6 thoughts on “Flem Fistival Reviews”

  1. Whanau Vs Nuclear. Intresting. Know which one i would pick every time.
    Abuse is unacceptable and effects all aspect of society. To use this as a wedge between the people of Nz is just so……..
    dude no words. Shocked.
    I hate that living here I have to own up to the fact that Nz is more than a little racist. That it is not all sparkling lights and nice scenery. It pisses me off because Nz is like some bastion of cultural light and we undo it all with something like this.
    Keep on keeping them real.

  2. I got the impression from what I’ve heard about the case that Nia Glassie’s whanau wasn’t working for her – the abuse happened, but that it did manage to save her life – her aunt got her to a hospital in time.
    I dunno, I know a lot of Pakeha households that include more than mother, father and kids. In my family alone when I was a child we had boarders and foster kids and my parents’ friends all cycling through the house. It makes a lot of sense to me to have more than two caregivers – you get backup.

  3. James Cameron, when mutilating Abyss, said that you can’t cut bits out of stories and subplots. Either cut the whole story/subplot or leave it all alone. They cut a good deal out of HP, but they tried to leave a bit of everything. I think that given the amount of Kreacher/Sirius story they left, the rest might safely have been lost, for example.
    But I think that what it lost in tight structure, it made up for in excellence of montage. 🙂 There were three, and they all felt pretty natural. The other thing it did was finally have an awesome looking fight between high level magic users. I remember even at the time being embarrassed by the climactic Fight in Willow between Bav Morda & Fin Razel, for example.

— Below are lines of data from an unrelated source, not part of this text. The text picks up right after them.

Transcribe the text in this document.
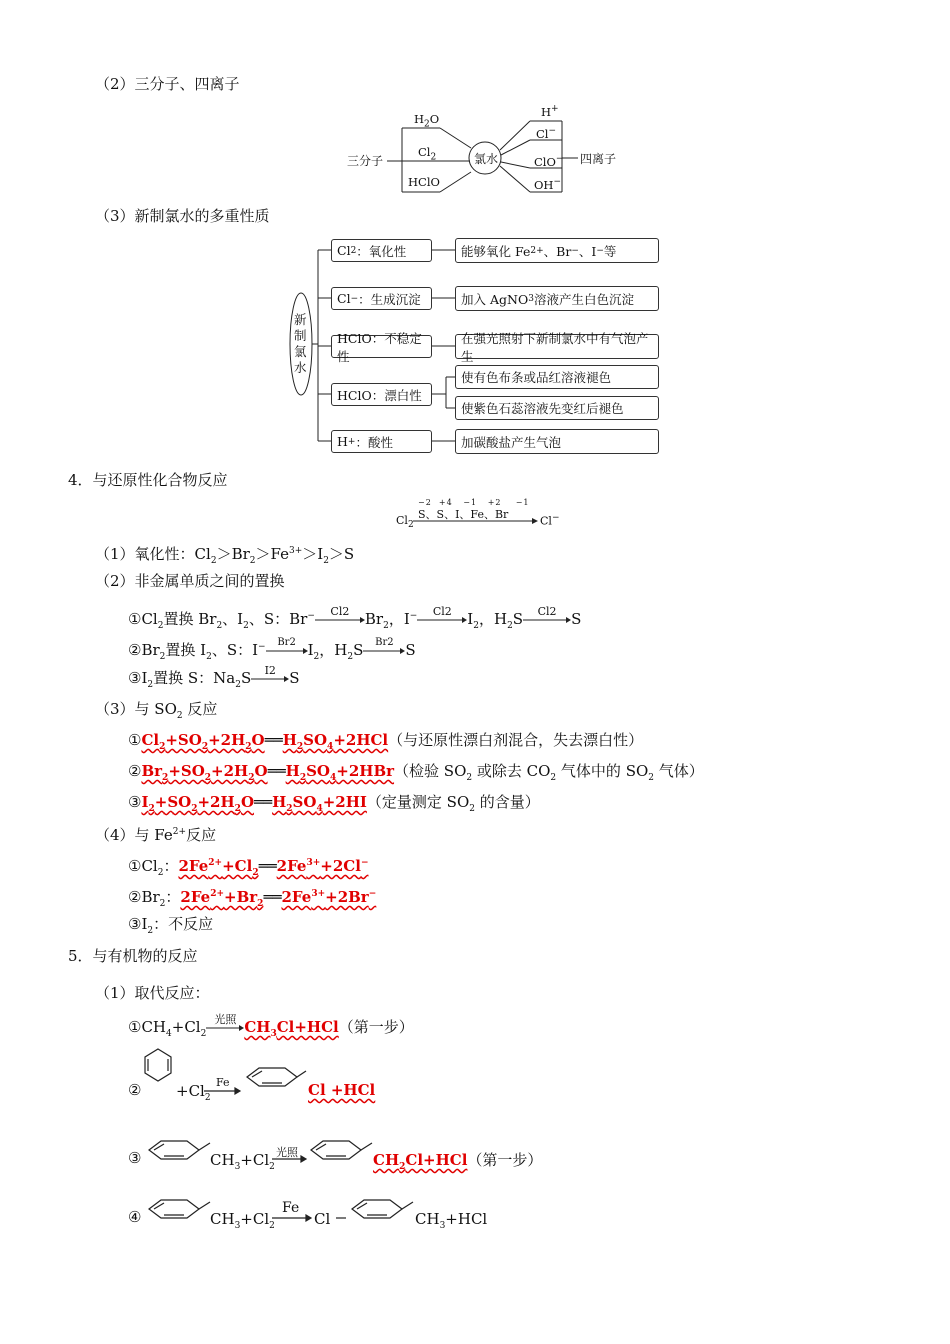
（2）三分子、四离子
三分子
$H_2O$
$Cl_2$
HClO
氯水
H+
Cl−
ClO−
OH−
四离子
（3）新制氯水的多重性质
新制氯水
Cl 2 ：氧化性	能够氧化 Fe 2+ 、Br − 、I − 等
Cl − ：生成沉淀	加入 AgNO 3 溶液产生白色沉淀
HClO：不稳定性
在强光照射下新制氯水中有气泡产生
HClO：漂白性
使有色布条或品红溶液褪色
使紫色石蕊溶液先变红后褪色
H + ：酸性	加碳酸盐产生气泡
4．与还原性化合物反应
$Cl_2$
−2  +4   −1   +2    −1
S、S、I、Fe、Br
Cl−
（1）氧化性：$Cl_2>Br_2>Fe^{3+}>I_2>S$
（2）非金属单质之间的置换
$①Cl_2$置换 $Br_2$、$I_2$、S：Br−	Cl2	$Br_2$，I−	Cl2	$I_2$，$H_2S$	Cl2 S
$②Br_2$置换 $I_2$、S：I−	Br2 $I_2$，$H_2S$	Br2 S
$③I_2$置换 S：$Na_2S$	I2 S
（3）与 $SO_2$ 反应
$①Cl_2+SO_2+2H_2O══H_2SO_4+2HCl$（与还原性漂白剂混合，失去漂白性）
$②Br_2+SO_2+2H_2O══H_2SO_4+2HBr$（检验 $SO_2$ 或除去 $CO_2$ 气体中的 $SO_2$ 气体）
$③I_2+SO_2+2H_2O══H_2SO_4+2HI$（定量测定 $SO_2$ 的含量）
（4）与 $Fe^{2+}$反应
$①Cl_2$：$2Fe^{2+}+Cl_2══2Fe^{3+}+2Cl^-$
$②Br_2$：$2Fe^{2+}+Br_2══2Fe^{3+}+2Br^-$
$③I_2$：不反应
5．与有机物的反应
（1）取代反应：
$①CH_4+Cl_2$
光照 $CH_3Cl+HCl$（第一步）
② $+Cl_2$
Fe	Cl +HCl
③	$CH_3+Cl_2$
光照	$CH_2Cl+HCl$（第一步）
④	$CH_3+Cl_2$
Fe
Cl	$CH_3+HCl$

  4. Good point – whenever there are Maori issues being talked about the whole discussion is full of specialised vocab all Kiwis understand with lots of nuance and depth, but that are completely opaque to you furriners.
    “Whanau” is family; but in Maori culture family is a broader concept and has different connotations of the role of relatives.
    In colloquial NZ english, whanau is used interchangeably with the word family, but in a context like this the cultural differences start turning up.
    The explicit contrast being made is between the mum/dad/kids of white European-descended culture, vs. a wider collective “whanau” extended family unit, with cousins and aunts/uncles having close contact and perhaps living together.